Z mych ostatnich odkryć, to Cartier L'Envol edp. Podpisuję się pod recenzjami na fragrze, gdzie ludzie dziwią się, że nie mówi się więcej o tym zapachu.
@minaret: nie mam żadnego encre, ale mój ojciec z przyjemnością wyzerował flakony wszystkich 3 edycji. jak pierwszy raz je wąchałem to podobały mi się ale myślę, że nigdy sobie nie kupię żadnego z nich bo za mocno już mi się kojarzą z ojcem, poza tym już nie pachną mi taką leśną wilgocią jak na początku, bo poznałem escentric molecules 01 i encre to teraz dla mnie w dużej mierze iso e
@minaret: u mnie w tym miesiącu dużo nowych zapachów, ale na tyle udanych, że okazały się często powtarzane
6x Miller et Bertaux Study # 23 (nowość)
4x Amouage Opus VI (nowość)
4x Olfactive Studio Woody Mood (nowość)
4x Carner Botafumeiro
4x Le Couvent Valparaiso
@valvata: polecam to spore przeszacowanie, ale chodziło mi o to ( ͡° ͜ʖ ͡°)
z tą różnicą, że sam w sobie jest bardzo dyskretny i nie odbieram tego jako pełnoprawnych perfum, bardziej widzę to jako substrat do layeringu, który mnie nie kręci i psikam się tylko jednymi perfumami na raz.

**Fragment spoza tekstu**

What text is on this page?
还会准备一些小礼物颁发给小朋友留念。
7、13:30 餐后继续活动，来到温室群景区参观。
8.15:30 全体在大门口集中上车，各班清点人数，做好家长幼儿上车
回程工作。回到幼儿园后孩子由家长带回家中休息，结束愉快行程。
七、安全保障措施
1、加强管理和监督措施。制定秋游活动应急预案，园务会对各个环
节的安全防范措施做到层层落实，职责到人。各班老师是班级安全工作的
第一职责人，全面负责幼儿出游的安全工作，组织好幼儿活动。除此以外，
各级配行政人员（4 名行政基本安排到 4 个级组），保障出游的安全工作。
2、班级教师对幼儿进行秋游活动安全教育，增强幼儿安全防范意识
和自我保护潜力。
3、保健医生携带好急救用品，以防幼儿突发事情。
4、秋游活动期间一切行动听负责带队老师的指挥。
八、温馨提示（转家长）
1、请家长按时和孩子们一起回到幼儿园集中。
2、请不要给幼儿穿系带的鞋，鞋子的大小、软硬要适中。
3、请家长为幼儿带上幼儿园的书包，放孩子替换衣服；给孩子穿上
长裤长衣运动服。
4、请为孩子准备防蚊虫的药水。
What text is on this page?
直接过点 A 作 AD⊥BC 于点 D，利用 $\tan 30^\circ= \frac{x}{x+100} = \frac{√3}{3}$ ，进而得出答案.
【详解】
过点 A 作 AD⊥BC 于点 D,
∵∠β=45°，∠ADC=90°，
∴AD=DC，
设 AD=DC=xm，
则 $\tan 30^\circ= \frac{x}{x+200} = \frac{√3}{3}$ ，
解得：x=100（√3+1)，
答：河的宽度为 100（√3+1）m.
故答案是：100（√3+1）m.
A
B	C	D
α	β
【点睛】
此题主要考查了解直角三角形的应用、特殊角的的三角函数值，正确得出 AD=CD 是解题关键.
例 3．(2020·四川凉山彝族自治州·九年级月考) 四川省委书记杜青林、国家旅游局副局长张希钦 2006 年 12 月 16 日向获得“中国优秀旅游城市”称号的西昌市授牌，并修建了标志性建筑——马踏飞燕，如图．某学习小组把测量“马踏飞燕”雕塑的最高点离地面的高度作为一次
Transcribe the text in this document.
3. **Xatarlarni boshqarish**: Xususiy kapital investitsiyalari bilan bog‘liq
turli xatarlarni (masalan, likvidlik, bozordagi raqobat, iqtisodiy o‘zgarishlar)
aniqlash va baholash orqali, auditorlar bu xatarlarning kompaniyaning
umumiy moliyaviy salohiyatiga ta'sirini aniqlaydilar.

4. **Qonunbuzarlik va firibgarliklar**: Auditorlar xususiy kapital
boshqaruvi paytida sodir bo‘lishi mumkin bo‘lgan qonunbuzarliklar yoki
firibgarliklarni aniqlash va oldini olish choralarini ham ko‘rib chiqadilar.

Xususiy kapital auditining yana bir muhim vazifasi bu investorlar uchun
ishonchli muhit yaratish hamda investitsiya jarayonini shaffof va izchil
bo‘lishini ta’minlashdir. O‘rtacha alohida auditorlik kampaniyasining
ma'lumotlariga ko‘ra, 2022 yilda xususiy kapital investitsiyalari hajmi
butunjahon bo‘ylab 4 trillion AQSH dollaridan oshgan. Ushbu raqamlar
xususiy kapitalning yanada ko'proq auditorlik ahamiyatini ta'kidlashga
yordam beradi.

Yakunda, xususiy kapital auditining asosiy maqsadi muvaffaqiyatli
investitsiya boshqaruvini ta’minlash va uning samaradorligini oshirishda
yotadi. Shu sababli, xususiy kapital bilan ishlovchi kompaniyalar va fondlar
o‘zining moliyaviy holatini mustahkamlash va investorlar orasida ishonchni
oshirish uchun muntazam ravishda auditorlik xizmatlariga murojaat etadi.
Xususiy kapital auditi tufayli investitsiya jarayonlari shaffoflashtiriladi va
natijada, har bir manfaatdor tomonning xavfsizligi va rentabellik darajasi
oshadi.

Encre ma dużo Iso E Super, ale to nie jest jedyny składnik, dlatego pachnie lepiej, głośniej i
@ucho_igielne o, dzięki. :)
Przeczytałam bardziej uważnie twój komentarz, zrozumiałam o który to zapach chodzi w końcu i usunęłam swój, żeby głowy nie zawracać, ale nie znam się na perfumach to byłam ciekawa teraz odpowiedź przeczytać.